• search
  • Entrar — Criar Conta

Política

Enquanto faz sua caminhada à margem do canal Itajuru, no litoral fluminense, Colaborador de Navegos discute e amplia proposição do poeta Mário Quintana.

*Flávio Machado

[email protected]

“A poesia engajada? Eis aí uma questão com que, em certas épocas, costumam assaltar os poetas. Impossível não levá-la em conta quando se pensa no que fez pela abolição da escravatura um poeta como Castro Alves. Mas querer obrigar todos a serem Castro Alves é forte. E, convenhamos, uma boa causa jamais salvou um mau poeta. Essa gente poderá fazer mais pelo povo candidatando-se a vereadores. É muito de estranhar essa campanha contra o lirismo, isto é, contra 95% da poesia de todos os tempos. Nem se pense que o poeta lírico está fora do mundo. Os sentimentos que ele canta pertencem a todo o mundo, a toda a humanidade, são de todos os tempos e não apenas os de sua época – independentes de quaisquer restrições de nacionalidades, raças, crenças ou partidos políticos. Se não é assim, depois de resolvidos os problemas o que seria dos poetas? Ficariam simplesmente sem assunto.”

― Mario Quintana

O texto em citado em epígrafe de autoria de Mario Quintana serviu para mote da crônica que apresento. Em minhas caminhadas matinais faço reflexões. Vários são os assuntos que durante o percurso afloram. Aproveito também para coletar todo tipo de resíduo descartado equivocadamente. As ruas do bairro viram lixeira, os estacionamentos e a pequena praia localizada no final da rua à beira do canal Itajuru.

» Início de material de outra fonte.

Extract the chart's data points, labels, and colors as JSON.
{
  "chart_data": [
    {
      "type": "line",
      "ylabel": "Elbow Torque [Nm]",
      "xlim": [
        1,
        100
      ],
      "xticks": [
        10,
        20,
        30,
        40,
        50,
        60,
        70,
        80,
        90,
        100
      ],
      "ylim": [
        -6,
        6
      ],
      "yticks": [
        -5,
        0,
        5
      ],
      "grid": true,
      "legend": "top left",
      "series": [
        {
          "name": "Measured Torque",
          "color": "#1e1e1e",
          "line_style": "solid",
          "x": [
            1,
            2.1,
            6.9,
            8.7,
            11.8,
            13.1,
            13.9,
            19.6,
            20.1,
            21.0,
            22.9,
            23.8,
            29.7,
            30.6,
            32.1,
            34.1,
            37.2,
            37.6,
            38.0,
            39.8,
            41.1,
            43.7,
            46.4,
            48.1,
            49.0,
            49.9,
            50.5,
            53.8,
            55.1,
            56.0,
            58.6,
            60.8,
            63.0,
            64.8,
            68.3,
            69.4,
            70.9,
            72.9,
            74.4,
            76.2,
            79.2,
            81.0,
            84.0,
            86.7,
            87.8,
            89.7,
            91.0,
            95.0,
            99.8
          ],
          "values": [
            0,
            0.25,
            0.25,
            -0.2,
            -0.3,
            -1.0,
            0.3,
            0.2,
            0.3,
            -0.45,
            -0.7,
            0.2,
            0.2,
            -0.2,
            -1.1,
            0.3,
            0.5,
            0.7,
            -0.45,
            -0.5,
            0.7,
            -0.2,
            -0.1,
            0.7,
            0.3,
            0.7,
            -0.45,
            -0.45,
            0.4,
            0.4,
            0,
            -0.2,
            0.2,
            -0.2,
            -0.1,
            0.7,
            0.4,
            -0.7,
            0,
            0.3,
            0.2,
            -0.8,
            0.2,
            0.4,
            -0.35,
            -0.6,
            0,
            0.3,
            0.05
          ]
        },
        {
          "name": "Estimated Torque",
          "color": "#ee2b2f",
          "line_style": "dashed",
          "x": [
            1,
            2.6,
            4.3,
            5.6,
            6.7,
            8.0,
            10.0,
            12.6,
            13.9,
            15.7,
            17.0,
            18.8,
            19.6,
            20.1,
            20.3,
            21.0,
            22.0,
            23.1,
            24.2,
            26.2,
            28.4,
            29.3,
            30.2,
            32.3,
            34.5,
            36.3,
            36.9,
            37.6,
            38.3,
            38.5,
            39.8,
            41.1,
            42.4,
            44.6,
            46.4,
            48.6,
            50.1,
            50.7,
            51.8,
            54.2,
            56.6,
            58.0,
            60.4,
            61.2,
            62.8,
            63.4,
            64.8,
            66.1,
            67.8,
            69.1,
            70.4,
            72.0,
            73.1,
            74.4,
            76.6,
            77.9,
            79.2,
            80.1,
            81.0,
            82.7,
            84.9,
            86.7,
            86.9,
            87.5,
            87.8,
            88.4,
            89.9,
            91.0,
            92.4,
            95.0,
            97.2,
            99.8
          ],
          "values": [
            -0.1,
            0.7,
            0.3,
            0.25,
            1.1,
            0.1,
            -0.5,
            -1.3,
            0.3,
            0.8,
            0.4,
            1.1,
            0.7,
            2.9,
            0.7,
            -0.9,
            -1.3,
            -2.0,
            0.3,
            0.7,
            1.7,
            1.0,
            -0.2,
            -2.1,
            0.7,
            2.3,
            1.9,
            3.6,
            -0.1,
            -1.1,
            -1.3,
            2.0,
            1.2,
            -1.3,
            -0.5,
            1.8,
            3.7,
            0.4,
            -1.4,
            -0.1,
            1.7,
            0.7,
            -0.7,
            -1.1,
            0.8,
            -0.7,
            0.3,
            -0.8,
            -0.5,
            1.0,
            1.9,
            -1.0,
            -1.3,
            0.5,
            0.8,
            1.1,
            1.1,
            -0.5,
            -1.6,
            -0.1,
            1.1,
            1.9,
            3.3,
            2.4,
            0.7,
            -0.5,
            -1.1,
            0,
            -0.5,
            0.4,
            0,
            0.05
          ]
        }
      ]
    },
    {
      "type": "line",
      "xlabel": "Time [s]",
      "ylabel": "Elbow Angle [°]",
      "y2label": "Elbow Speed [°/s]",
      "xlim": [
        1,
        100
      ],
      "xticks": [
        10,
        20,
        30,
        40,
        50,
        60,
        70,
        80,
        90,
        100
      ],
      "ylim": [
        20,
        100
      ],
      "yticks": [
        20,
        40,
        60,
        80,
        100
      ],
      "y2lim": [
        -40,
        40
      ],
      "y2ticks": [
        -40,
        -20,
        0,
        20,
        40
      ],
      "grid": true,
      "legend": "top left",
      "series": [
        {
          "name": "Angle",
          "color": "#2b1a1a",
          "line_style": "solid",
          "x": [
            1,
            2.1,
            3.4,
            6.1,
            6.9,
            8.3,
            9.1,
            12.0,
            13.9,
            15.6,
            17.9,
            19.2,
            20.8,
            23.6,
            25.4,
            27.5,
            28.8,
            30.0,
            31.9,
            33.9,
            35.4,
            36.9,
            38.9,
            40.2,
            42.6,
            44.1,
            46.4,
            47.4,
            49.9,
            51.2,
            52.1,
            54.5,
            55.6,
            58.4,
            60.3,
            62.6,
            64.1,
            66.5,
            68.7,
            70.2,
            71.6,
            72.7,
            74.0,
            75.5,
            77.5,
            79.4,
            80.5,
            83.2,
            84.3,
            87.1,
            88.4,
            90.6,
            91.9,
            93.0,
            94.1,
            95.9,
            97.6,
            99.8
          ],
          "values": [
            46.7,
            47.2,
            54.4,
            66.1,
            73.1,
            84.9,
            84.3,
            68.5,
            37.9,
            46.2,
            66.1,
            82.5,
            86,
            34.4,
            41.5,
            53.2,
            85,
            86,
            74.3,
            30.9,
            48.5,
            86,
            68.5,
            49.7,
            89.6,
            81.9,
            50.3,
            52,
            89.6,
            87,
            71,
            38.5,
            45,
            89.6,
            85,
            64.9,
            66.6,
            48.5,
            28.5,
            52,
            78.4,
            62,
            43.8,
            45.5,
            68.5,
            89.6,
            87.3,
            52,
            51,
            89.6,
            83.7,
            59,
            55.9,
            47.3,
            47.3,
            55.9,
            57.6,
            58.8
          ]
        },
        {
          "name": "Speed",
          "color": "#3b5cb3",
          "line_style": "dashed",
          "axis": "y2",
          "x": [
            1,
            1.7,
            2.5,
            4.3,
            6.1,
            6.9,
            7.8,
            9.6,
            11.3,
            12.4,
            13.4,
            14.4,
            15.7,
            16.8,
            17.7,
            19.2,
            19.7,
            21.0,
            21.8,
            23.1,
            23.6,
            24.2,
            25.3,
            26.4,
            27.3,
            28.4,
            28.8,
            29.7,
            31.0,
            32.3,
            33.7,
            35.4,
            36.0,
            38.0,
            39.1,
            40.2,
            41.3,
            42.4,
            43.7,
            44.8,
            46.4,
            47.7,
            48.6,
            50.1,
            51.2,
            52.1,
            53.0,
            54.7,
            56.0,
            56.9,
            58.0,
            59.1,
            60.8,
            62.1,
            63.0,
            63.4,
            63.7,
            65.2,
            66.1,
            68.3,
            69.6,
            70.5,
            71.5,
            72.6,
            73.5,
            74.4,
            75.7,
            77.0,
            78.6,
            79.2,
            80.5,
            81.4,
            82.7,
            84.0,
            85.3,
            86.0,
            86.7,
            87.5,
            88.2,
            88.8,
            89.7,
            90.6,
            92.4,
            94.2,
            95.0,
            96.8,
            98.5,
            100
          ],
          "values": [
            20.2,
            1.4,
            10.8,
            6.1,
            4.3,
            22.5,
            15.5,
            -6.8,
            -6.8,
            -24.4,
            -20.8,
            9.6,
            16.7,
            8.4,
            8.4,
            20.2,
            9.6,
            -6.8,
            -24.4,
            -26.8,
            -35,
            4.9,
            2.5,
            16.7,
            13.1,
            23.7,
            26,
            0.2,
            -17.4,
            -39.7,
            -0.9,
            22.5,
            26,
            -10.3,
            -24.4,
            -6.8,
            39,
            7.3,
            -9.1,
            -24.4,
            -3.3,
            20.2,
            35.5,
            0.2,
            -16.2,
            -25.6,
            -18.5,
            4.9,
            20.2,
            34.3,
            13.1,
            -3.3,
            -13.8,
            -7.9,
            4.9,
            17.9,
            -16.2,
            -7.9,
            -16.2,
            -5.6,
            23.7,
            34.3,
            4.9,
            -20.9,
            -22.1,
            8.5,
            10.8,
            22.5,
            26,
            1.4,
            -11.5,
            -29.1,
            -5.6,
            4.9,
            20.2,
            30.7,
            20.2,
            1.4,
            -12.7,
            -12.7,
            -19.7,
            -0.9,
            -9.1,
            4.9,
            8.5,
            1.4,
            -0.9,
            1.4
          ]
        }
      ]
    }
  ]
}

A quantidade e diversidade de resíduos (lixo) impressionam, jogados diretamente na sarjeta ou trazido pelo movimento das marés, acaba chegando ao mangue. Encontro: garrafas de cerveja, refrigerante, fraldas, carteiras e guimba de cigarros, pneus de bicicleta e carros, sacos plásticos e profusão, embalagens de alimentos, etc.

Reflito com base nas manifestações publicadas na mídia e redes sobre a preocupação com a Amazônia, correndo risco de críticas e cancelamentos tão em voga; pergunto: o que sabem sobre a Amazônia estes que arriscam opinião, e produzem poemas engajados?

Será que visitaram a região pelo menos uma vez? Será que algum dia saíram pelas ruas do bairro que moram recolhendo lixo? Será que olharam para os morros da cidade com a mesma preocupação diante da ameaça de desmatamento? E lembrando que esse ataque às matas dos morros da cidade e que muitas vezes abrigam comunidades (favelas).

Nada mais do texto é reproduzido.